Cllr Nigel Murphy, deputy leader of Manchester City Council, said: “Clamping down on the criminality conducted from these addresses has taken a real partnership effort and I’d like to thank all of the agencies who helped our team to secure this important closure order.
“The counterfeiting of goods is dishonest and puts our residents at risk of harm from potentially hazardous products – we will not tolerate this in Manchester.
“This action makes it clear that we will fight hard against any activities that inflict criminal activity, nuisance behaviour, or disorder on our neighbourhoods.”
Graham Mogg, of the Anti-Counterfeiting Group, said: “The sale of counterfeit goods undermines the rights of legitimate businesses, impacts on the local economy, breeds anti-social behaviour and funds serious crime.

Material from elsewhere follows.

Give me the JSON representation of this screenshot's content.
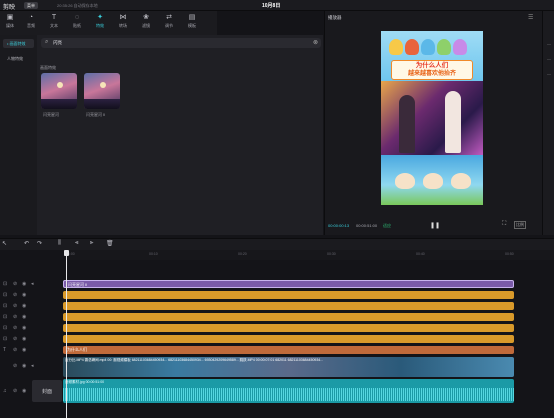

“The ACG is committed to working with partners to reduce the risk associated with this criminal activity.
“This action should send out a message to everyone who thinks that the sale of counterfeit goods and anti-social behaviour will be tolerated.
“We would like to thank all those that took part in this action and look forward to supporting similar developments in the future.”
Superintendent Umer Khan of GMP’s City of Manchester division added: “The safety of the people of Greater Manchester is our priority and closing these stores ensures unsuspecting shoppers are no longer at risk.
“We hope this closure acts as a warning to others that the sale of illegal goods will not be tolerated within our region.”